THE JOURNAL

Illustration by Mr Joe McKendry
Forget mindfulness and embrace the mysterious riddles of Japanese Zen with this republished book.
If the now ubiquitous practice of “mindfulness” is essentially a kind of corporatised variant of Buddhism-lite, you could see Japanese Zen as its full fat (and, less bland) antecedent. Practiced in Japan from the seventh century to the present day, and taught to succeeding generations via one-on-one mentorship, Zen is a form of practical spirituality with extended meditation, or zazen at its core.
Though it’s been present in some form or other in the West since the 19th century, and, since then, exerted a considerable influence on everything from Beat poetry to conceptual art – Messrs Jack Kerouac, John Cage and Allen Ginsberg were all fans – many of Zen’s teachings have been simplified, or obfuscated or lost in translation on their way across the Pacific. The journey from Zen to mindfulness is particularly good case study. Where mindfulness encourages self-awareness, Zen asks its practitioners to consider selfhood as part of the continuum of mundane reality. Where mindfulness focuses on compassion, Zen expects a stance of absolute relativity. And where mindfulness is presented as a quick fix, a cure, a solution, Japanese Zen requires that its novices to answer a compendium of un-answerable questions, or koans, before they can be considered to have achieved understanding.
Newly reissued this month by the ever-reliable New York Review Of Books, Mr Yoel Hoffmann’s The Sound Of The One Hand: 281 Zen Koans With Answers is a 1975 translation of an early 20th-century text that collects key koans traditionally used for Zen training in Japan. These koans were designed to be verbally transmitted from master to pupil, as part of an ongoing – and private – meditative practice (hence the fury of the Zen community when the title was originally published) and offer a fascinating insight into the philosophy of Zen, which relies on such practices, as opposed to a set of fixed scriptures or doctrines. Read now, against a backdrop of meditating CEOs, grinning wellness practitioners and digital media’s crushing onslaught of inspirational and self-actualising messages, these inscrutable riddles, carefully constructed to trap the student in misunderstanding, feel wonderfully rigorous, clear-sighted and illuminating.
Koans are posed in the form of questions with a contradiction, trap or mystery at their heart. “A flower in bloom – what does it mean?”; “Has a newborn baby the sixth sense?”. The most important of them all, of course, is the koan on the Sound of the One Hand, in which the master asks “In clapping two hands a sound is heard; what is the sound of one hand?”. This not only provides the title of the book, but opens it, being the first koan a Zen student will be called upon to answer in the course of their training. “The pupil is usually expected to ‘contemplate’ his first koan for a long time,” writes Mr Hoffmann in the accompanying notes. “It may take him up to three years to reach the answer. In the meantime, the master rejects all answers that do not correspond to the answer.”

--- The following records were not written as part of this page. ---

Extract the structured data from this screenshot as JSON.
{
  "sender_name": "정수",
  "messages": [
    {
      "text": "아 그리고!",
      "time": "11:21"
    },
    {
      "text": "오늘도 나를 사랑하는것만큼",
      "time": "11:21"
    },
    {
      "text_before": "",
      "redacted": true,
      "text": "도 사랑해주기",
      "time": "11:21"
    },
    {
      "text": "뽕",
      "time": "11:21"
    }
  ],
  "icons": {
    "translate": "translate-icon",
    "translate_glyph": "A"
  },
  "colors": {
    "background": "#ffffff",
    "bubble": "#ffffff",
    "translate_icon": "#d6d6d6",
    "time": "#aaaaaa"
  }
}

“Where mindfulness focuses on compassion, Zen expects a stance of absolute relativity”
Of course, we won’t spoil the fun by revealing what that answer is – let it suffice to say that it, and the discourse that follows, requires the student to understand the concepts of existence and nothingness, and be able to see themselves as something that is both a singular creation and a continuous part of nature. Other koans in the book come with surprising, ingenious, and even humorous answers – because Zen encourages contradictions and allows for the unknowable, often the best response is an illogical, or irrelevant, or simplistic one. Other times, the student is encouraged towards the bathetic, to acknowledge the supremacy of the mundane, that is, the undeniable physical reality we live in, despite our metaphysical aspirations. (The answer to the koan “Where will you go after death” is “Excuse me, I have to go to the toilet”.) Ignorance or naivety is punished, and this goes both ways – when the master asks a trap question that is patently stupid, the student is expected to slap him.
The 281 Zen koans here, in three distinct sections, cover the different stages of a Zen student’s training, ranging from the relatively simple (How high is the sky?) to the obscure and poetic “What is the sword that can cut a hair blown against its blade?” All of the questions and answers are fully explained – as much as they can be – by Mr Hoffmann’s exhaustive endmatter, which comprises a good third of the book. The accumulated experience of reading them is tough, but rewarding, suggesting as it does a richer way of experiencing the world than, as is so so often encouraged by life coaches and their ilk, merely through the lens of our own selves, our goals, our needs. The question and answer format encourages the reader not only to arrive at their own conclusions, but also to think deeply. And that is never a bad thing.